Es ist Freitagmorgen. In einer Stunde muß ich aufbrechen zu einer Beisetzung. Ein Bruder unserer Gemeinde ist gestorben. Nach einem Herzinfarkt und vor einer Operation, die ihn hätte retten sollen, fiel er in ein Koma und erwachte nicht mehr. N. war 59 Jahre alt. Er hinterlässt eine Frau und vier Söhne.

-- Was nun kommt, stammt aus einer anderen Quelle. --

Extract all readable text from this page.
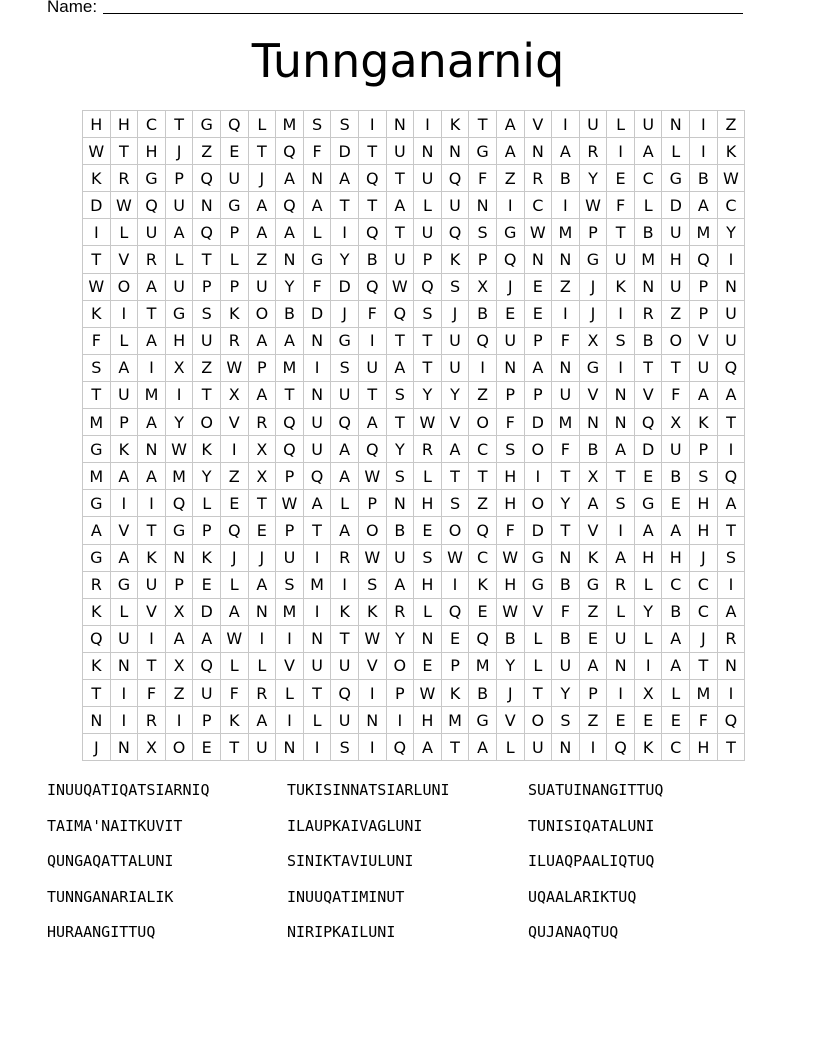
Name:
Tunnganarniq
H	H	C	T	G	Q	L	M	S	S	I	N	I	K	T	A	V	I	U	L	U	N	I	Z
W	T	H	J	Z	E	T	Q	F	D	T	U	N	N	G	A	N	A	R	I	A	L	I	K
K	R	G	P	Q	U	J	A	N	A	Q	T	U	Q	F	Z	R	B	Y	E	C	G	B	W
D	W	Q	U	N	G	A	Q	A	T	T	A	L	U	N	I	C	I	W	F	L	D	A	C
I	L	U	A	Q	P	A	A	L	I	Q	T	U	Q	S	G	W	M	P	T	B	U	M	Y
T	V	R	L	T	L	Z	N	G	Y	B	U	P	K	P	Q	N	N	G	U	M	H	Q	I
W	O	A	U	P	P	U	Y	F	D	Q	W	Q	S	X	J	E	Z	J	K	N	U	P	N
K	I	T	G	S	K	O	B	D	J	F	Q	S	J	B	E	E	I	J	I	R	Z	P	U
F	L	A	H	U	R	A	A	N	G	I	T	T	U	Q	U	P	F	X	S	B	O	V	U
S	A	I	X	Z	W	P	M	I	S	U	A	T	U	I	N	A	N	G	I	T	T	U	Q
T	U	M	I	T	X	A	T	N	U	T	S	Y	Y	Z	P	P	U	V	N	V	F	A	A
M	P	A	Y	O	V	R	Q	U	Q	A	T	W	V	O	F	D	M	N	N	Q	X	K	T
G	K	N	W	K	I	X	Q	U	A	Q	Y	R	A	C	S	O	F	B	A	D	U	P	I
M	A	A	M	Y	Z	X	P	Q	A	W	S	L	T	T	H	I	T	X	T	E	B	S	Q
G	I	I	Q	L	E	T	W	A	L	P	N	H	S	Z	H	O	Y	A	S	G	E	H	A
A	V	T	G	P	Q	E	P	T	A	O	B	E	O	Q	F	D	T	V	I	A	A	H	T
G	A	K	N	K	J	J	U	I	R	W	U	S	W	C	W	G	N	K	A	H	H	J	S
R	G	U	P	E	L	A	S	M	I	S	A	H	I	K	H	G	B	G	R	L	C	C	I
K	L	V	X	D	A	N	M	I	K	K	R	L	Q	E	W	V	F	Z	L	Y	B	C	A
Q	U	I	A	A	W	I	I	N	T	W	Y	N	E	Q	B	L	B	E	U	L	A	J	R
K	N	T	X	Q	L	L	V	U	U	V	O	E	P	M	Y	L	U	A	N	I	A	T	N
T	I	F	Z	U	F	R	L	T	Q	I	P	W	K	B	J	T	Y	P	I	X	L	M	I
N	I	R	I	P	K	A	I	L	U	N	I	H	M	G	V	O	S	Z	E	E	E	F	Q
J	N	X	O	E	T	U	N	I	S	I	Q	A	T	A	L	U	N	I	Q	K	C	H	T
INUUQATIQATSIARNIQ	TUKISINNATSIARLUNI	SUATUINANGITTUQ
TAIMA'NAITKUVIT	ILAUPKAIVAGLUNI	TUNISIQATALUNI
QUNGAQATTALUNI	SINIKTAVIULUNI	ILUAQPAALIQTUQ
TUNNGANARIALIK	INUUQATIMINUT	UQAALARIKTUQ
HURAANGITTUQ	NIRIPKAILUNI	QUJANAQTUQ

Im Sommer dieses Jahres ist auch L. ins Koma gefallen, ein anderer Bruder unserer Gemeinde. Nach einem Herzstillstand war sein Gehirn wohl etwa zehn Minuten ohne Versorgung. Aber nach mehreren Wochen erwachte er. Er hat sich sehr weitgehend erholt und alles spricht dafür, dass keine wesentlichen Beeinträchtigungen verbleiben werden. L. ist etwa gleich alt wie N., auch er hat vier Kinder. Beide gehörten zur Kerngemeinde, gingen ihren Weg mit Gott, für beide wurde viel gebetet, intensiv, und auch verzweifelt. Warum L., warum nicht N.? 

Das wirkt beinahe erfunden, nicht wahr, fast wie ein Gleichnis. Aber es ist die reine Wahrheit. Mich erinnert es an den Bibelvers der Woche 04/2024. Im Gefängnis, dem Vorhof des Todes, trifft Josef auf den Mundschenk und den Bäcker des Pharao. Der Mundschenk wird begnadigt, der Bäcker aber gehängt. Der Ratschluss Gottes und des Pharao, und Josef erfährt ihn im Traum. Von Gründen erfährt er nichts. 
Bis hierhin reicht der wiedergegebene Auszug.